COMMENT: After 228 games and 161 victories, Ruben Amorim is leaving Sporting. After the stumbling block of getting on a plane to negotiate with West Ham in the closing stages of last season, as well as links with Manchester City, the 39-year-old Portuguese coach will actually fulfil his goal of coaching in the Premier League by taking over the reins at Manchester United.
On 5 March 2020, more than four years ago, Amorim's words during his official presentation as Sporting coach made Portuguese football history: "What if it goes well?" It did.
After instant success at SC Braga, Amorim took over as first-team coach after a few short months with the B team, replacing the well-known Ricardo Sa Pinto on the bench.
He agreed to swap the stability offered by Antonio Salvador to take the helm at a bigger club, but one with glaring instability, especially in terms of sport.
The similarities are all too evident four years later. Amorim has never hidden his ambitious side and after agreeing to leave SC Braga for Sporting mid-season, he won the national championship a year later.
He intends to do exactly the same now, swapping the league leaders, the defending champions, with a stability probably never before seen at Alvalade, for a team now 14th in the Premier League, a veritable graveyard of managers since the departure of Sir Alex Ferguson. But what if it goes well?
Of course, the news hit like a bomb. At the Alvalade and inside Portuguese football. In the Sporting dressing room and among the fans. Manchester United is paying Sporting exactly what the Lions paid SC Braga for the young coach.
The difference is that Amorim is now an established coach, no longer a promise but a certainty in Portuguese and world football.
10 million euros is a bargain, a drop in Manchester United's economic ocean, but a real bucket of cold water and not at all a financial treat for Sporting.

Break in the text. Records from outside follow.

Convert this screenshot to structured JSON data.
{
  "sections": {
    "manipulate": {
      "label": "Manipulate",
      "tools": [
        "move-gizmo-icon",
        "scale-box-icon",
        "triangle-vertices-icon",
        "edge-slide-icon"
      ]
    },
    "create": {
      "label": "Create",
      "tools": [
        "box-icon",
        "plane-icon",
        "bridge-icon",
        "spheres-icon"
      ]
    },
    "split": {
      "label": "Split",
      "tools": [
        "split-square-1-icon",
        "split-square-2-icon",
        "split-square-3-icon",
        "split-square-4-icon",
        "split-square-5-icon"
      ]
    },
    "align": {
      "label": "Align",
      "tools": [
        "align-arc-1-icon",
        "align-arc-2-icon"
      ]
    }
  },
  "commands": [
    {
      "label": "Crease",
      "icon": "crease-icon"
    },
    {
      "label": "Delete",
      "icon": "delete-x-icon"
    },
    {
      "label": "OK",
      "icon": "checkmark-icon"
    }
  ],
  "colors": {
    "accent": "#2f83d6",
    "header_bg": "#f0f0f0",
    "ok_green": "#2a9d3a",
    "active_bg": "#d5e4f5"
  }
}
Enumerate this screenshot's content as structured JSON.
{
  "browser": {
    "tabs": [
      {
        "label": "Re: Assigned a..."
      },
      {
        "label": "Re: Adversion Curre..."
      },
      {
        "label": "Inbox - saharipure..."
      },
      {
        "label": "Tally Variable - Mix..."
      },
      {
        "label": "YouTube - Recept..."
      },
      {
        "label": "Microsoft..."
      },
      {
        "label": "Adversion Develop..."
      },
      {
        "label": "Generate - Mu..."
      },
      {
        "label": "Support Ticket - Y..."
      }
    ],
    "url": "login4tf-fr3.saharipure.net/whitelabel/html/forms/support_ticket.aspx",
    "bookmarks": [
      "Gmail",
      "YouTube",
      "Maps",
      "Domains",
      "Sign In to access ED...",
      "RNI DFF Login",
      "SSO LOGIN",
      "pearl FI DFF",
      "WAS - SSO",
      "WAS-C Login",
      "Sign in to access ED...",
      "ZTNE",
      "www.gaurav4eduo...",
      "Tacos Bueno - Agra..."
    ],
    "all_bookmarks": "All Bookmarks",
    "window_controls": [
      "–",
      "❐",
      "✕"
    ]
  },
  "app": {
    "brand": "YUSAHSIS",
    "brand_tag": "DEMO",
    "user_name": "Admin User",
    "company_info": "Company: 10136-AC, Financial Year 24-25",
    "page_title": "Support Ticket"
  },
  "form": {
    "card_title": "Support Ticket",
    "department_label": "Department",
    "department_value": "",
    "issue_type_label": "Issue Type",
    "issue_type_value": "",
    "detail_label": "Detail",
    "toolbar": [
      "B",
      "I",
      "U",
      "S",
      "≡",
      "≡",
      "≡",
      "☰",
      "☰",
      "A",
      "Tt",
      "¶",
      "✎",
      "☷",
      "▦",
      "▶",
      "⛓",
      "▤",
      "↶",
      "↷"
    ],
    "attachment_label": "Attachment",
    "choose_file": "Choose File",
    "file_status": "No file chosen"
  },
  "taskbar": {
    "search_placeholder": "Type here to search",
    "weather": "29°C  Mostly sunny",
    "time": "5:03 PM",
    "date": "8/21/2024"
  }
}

It is enough to recall that in 2012 (12 years ago!) Chelsea paid Porto €15 million for Andre Villas-Boas, now Porto's president.
At Manchester United, Amorim will take over a team in pieces, but without a shadow of a doubt a squad much better than the one he found at Alvalade, which immediately prompted him to look at the academy and promote players such as Nuno Mendes, Goncalo Inacio, Eduardo Quaresma and Tiago Tomas.
Amorim is ambitious, that much is clear, but he is also stubborn. And at Alvalade he made that clear in his immediate change of tactical system to a 3-4-3 formation.
And he also insisted to the end that the striker was only Paulinho, before the arrival (and obvious influence) of Viktor Gyokeres.
He can also be compared to Pep Guardiola at Manchester City, who gave in and 'accepted' Erling Haaland, with similar results to Gyokeres.
At Manchester United, Amorim will not have Gyokeres or Paulinho, but he will have Rasmus Hojlund, another Scandinavian, and Joshua Zirkzee, a Dutchman.
Can we draw parallels? I think so, because it's common knowledge that the coach will change (almost everything) at Old Trafford, from the tactical system to the way he communicates - and his English, though rusty, will help him in the early days.
At Manchester United, he won't have the 'exceptional' Pedro Goncalves or the 'boring' Nuno Santos, but he will have a loyal squire in Bruno Fernandes, his new Sebastian Coates, with the captain's armband - an extension of the coach on the pitch and the right arm to implement his ideas quickly.
Of course, there are questions about the 39-year-old Portuguese coach's ability to stop Manchester United's downward spiral. It was the same with Villas-Boas at Chelsea. It was even similar with Jose Mourinho.
It's only natural. Who, on 5 March 2020, believed that this young coach, for whom Sporting will earn €10 million, would turn the club into the most stable and consistent title contender in the Portuguese league? I would say nobody except himself, Frederico Varandas and Hugo Viana. It went well. It went very well.
Above Amorim's expectations at Alvalade, there is little left to fulfil other than the double championship, which he will be able to celebrate at the Marques in May.
And I have no doubt that he will arrive at Old Trafford with a smile and a sense of achievement. Because Amorim is more than ready for the Premier League. There are no questions asked. He can handle it. Full stop.